On retient donc trois stratégies pour prendre de l’argent aux joueurs sur un jeu gratuit : les produits dérivés, l’orgueil et la frustration. Si les trois studios ne sont plus à la fête puisque les modes passent plus rapidement en ligne que dans le monde physique, les studios de développement jeux vidéos à la mode ont bien retenu ces stratégies. La stratégie des produits dérivés arrivent souvent avec le succès du jeu, mais les deux autres ressorts sont anticipés.

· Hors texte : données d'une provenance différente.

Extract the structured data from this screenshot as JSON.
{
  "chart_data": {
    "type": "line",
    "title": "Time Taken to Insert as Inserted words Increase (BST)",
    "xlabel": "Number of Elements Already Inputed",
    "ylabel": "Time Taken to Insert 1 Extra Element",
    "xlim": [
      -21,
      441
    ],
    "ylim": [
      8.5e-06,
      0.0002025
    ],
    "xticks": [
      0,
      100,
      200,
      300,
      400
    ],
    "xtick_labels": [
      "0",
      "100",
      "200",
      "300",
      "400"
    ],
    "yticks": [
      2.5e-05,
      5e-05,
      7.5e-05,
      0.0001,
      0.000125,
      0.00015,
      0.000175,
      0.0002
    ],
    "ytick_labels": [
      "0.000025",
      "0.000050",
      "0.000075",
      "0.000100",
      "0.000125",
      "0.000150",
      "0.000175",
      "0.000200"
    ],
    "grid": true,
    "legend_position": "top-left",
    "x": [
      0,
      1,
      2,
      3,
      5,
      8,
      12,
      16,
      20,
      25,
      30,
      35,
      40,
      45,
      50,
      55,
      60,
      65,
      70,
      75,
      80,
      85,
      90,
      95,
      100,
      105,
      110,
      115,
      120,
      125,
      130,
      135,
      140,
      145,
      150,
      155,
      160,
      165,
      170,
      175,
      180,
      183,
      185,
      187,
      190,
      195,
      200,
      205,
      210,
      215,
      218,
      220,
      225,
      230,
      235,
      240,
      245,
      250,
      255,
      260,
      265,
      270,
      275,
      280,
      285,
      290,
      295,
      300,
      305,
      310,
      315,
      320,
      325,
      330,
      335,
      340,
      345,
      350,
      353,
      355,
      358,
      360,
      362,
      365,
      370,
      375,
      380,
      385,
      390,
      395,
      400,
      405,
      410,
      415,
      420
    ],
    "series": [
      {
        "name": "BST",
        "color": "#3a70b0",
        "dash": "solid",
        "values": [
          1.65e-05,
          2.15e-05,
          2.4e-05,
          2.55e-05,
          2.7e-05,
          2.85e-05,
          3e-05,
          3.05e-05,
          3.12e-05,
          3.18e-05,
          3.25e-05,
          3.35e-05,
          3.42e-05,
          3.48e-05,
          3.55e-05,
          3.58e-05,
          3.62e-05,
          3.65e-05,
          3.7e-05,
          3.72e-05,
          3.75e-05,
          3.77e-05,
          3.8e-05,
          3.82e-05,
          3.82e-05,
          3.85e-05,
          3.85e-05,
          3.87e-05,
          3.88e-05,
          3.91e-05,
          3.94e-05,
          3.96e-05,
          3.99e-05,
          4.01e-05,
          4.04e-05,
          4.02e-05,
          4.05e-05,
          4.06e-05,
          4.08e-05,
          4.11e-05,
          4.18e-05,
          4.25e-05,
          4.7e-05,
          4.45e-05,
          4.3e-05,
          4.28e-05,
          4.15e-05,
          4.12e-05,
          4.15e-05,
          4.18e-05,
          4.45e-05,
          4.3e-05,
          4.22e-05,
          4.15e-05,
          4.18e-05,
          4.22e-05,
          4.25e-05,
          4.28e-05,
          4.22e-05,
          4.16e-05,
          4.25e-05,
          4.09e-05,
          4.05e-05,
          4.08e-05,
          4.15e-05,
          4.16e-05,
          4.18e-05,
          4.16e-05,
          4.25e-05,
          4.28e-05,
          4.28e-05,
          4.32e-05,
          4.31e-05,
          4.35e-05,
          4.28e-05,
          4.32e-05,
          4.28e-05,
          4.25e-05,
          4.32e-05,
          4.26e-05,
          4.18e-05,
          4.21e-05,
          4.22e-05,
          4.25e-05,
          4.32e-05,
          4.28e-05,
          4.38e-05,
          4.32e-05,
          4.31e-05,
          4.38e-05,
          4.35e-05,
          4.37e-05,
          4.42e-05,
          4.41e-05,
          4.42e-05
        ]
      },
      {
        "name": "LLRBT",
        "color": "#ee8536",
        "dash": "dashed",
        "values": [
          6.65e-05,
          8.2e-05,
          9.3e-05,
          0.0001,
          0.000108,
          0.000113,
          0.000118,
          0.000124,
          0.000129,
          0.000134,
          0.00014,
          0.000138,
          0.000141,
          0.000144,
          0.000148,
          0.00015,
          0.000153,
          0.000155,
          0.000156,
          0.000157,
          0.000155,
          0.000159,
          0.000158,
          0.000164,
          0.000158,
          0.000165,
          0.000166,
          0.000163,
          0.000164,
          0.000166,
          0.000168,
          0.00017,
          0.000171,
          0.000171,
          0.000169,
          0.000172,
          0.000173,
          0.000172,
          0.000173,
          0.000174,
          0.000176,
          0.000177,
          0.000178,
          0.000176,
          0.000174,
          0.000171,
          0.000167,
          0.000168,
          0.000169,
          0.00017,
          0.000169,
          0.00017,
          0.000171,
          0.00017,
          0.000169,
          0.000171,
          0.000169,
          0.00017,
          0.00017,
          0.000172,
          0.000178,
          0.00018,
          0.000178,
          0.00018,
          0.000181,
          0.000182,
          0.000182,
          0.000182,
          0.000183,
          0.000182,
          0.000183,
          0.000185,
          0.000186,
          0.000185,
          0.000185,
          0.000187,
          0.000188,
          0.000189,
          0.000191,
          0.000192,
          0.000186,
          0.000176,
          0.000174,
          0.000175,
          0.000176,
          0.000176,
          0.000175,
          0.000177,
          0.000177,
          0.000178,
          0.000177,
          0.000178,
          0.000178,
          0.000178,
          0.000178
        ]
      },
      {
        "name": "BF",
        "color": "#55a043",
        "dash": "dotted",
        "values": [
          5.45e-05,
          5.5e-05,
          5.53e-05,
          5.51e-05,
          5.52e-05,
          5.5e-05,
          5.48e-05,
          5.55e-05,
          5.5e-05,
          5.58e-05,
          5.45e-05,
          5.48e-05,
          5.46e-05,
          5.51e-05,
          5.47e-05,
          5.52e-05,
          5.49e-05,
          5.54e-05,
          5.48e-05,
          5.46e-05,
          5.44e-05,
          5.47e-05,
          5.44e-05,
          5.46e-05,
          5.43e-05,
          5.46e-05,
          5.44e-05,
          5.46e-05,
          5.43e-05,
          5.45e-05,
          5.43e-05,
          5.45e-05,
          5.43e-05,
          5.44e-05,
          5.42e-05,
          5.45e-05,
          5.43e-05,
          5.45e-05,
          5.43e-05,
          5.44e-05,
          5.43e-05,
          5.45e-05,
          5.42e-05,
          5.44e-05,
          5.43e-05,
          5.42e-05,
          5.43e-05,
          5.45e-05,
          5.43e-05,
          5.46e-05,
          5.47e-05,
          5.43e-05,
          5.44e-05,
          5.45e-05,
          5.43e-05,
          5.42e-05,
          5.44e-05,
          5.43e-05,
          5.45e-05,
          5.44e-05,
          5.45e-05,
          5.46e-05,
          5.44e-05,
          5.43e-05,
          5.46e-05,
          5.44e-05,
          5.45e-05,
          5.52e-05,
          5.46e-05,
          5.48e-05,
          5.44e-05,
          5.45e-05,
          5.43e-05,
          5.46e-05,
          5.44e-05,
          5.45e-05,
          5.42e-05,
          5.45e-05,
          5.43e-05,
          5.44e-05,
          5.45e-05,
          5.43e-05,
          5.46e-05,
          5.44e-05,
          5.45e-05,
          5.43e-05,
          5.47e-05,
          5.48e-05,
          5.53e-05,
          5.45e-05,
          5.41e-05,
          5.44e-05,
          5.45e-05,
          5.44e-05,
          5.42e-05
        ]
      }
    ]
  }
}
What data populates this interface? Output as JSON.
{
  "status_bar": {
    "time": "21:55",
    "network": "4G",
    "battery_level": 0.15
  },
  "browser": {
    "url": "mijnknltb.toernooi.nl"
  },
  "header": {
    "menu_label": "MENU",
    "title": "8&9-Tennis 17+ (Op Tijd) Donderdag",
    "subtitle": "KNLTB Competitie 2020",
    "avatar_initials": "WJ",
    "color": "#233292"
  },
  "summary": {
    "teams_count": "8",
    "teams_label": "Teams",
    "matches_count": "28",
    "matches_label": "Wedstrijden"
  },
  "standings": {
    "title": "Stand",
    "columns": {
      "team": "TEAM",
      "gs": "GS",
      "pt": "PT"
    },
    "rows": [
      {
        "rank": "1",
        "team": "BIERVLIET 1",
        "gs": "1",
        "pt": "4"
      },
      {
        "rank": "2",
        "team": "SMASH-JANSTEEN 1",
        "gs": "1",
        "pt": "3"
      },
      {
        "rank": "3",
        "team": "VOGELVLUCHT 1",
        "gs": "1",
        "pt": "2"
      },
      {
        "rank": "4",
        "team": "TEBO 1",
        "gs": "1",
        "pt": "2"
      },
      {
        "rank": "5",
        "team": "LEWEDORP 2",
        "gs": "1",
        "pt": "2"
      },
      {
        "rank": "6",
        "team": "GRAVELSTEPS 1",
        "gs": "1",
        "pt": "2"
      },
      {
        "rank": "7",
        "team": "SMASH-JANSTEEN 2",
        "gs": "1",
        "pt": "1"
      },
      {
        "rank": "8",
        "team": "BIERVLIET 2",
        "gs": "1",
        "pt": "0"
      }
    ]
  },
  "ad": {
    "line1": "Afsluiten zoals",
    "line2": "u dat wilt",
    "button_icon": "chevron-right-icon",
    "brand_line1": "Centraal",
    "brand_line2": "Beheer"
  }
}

Cher lecteur, je te propose un petit jeu. Je te cite deux jeux ‘gratuits’ à la mode, ou presque, et tu devines la stratégie mise en place les équipes marketing du studio pour le financer. Le premier est Clash of Clans du studio SuperCell. Le levier temps/progression a été utilisé pour améliorer l’efficacité des stratégies marketing. Je trouve cela vicieux et très efficace. Je connais quelqu’un qui a dépensé 200 € grâce à ce biais.
Le second jeu est Fortnite, le jeu d’Epic Games dont le mode gratuit est tellement rentable qu’il permet d’organiser des compétitions avec des récompenses pour les vainqueurs de plusieurs millions de dollars. Les universitaires pourraient écrire des thèses sur la transformation de ce canard boiteux du FPS en poule aux oeufs d’or tellement le travail de l’équipe marketing a été efficace.
Ne pensez que la stratégie du gratuit s’arrête aux jeux vidéos. Elle s’applique à d’autres sous-domaines de l’informatique avec d’autres stratégies pour se révéler payante pour les actionnaires des studios de développement. Mais çà, ce sera dans un autre article.